Per Bertolaso l’ulteriore giro di immunizzazione è una indiscutibile esigenza. Si tratta di rafforzare la protezione in vista dell’autunno – ha spiegato il consulente al quotidiano milanese – per gestire nel modo migliore l’eventuale impatto, sulla situazione contagi, del rientro dalle ferie e del rientro in classe.
Il vaccino funziona – ha sottolineato ancora Bertolaso nel corso dell’intervista – citando come prova dell’efficienza della cura, il basso tasso di occupazione di terapie intensive e altri reparti.
Per la gestione organizzativa e logistica delle nuove somministrazioni la Regione ha già pronto un piano redatto dai vertici lombardi con i dirigenti medici e i tecnici. Un piano portato a Roma e discusso con il generale Francesco Figliuolo. I riscontri sono stati positivi. Nel dettaglio si tratterà di allestire una serie di hub di piccole e medie dimensioni, uno ogni 100 mila abitanti circa, per un totale di 60 – 70 centri in tutta la Lombardia, dove i grandi hub resteranno in attività solo in parte (probabilmente, ha affermato Bertolaso, resterà attivo un grande hub per ogni capoluogo).
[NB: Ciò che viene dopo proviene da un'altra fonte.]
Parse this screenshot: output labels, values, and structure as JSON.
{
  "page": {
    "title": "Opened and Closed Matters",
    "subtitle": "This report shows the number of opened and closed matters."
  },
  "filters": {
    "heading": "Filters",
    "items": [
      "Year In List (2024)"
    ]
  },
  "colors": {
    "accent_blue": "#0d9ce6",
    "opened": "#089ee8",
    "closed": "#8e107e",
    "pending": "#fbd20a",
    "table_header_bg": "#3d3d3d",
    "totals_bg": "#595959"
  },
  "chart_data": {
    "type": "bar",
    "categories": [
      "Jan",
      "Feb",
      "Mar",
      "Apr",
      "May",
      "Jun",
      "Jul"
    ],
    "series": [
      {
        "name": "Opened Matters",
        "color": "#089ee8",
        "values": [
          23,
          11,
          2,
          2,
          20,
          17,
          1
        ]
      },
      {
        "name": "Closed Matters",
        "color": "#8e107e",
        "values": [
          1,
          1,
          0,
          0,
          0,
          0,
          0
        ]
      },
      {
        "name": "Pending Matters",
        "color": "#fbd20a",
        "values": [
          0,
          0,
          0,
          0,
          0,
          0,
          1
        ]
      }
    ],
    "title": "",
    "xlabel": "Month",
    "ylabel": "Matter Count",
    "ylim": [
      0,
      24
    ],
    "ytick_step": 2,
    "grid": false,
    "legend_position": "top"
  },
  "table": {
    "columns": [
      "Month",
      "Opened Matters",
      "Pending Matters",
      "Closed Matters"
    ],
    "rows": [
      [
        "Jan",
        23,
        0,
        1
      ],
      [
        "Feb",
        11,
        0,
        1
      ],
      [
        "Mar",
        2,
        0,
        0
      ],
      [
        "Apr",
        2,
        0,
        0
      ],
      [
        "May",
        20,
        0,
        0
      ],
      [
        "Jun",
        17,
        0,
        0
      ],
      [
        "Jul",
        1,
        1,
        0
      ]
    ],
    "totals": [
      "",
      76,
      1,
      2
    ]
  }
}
I medici di famiglia avranno un ruolo centrale nelle somministrazioni per non incidere eccessivamente sulle mansioni ospedaliere. Per la terza dose verranno utilizzati prevalentemente i vaccini Pfizer e Moderna. Si inizierà con gli anziani delle rsa, gli over sessanta e le persone fragili con patologie. Non appena le autorità sanitarie prenderanno posizione.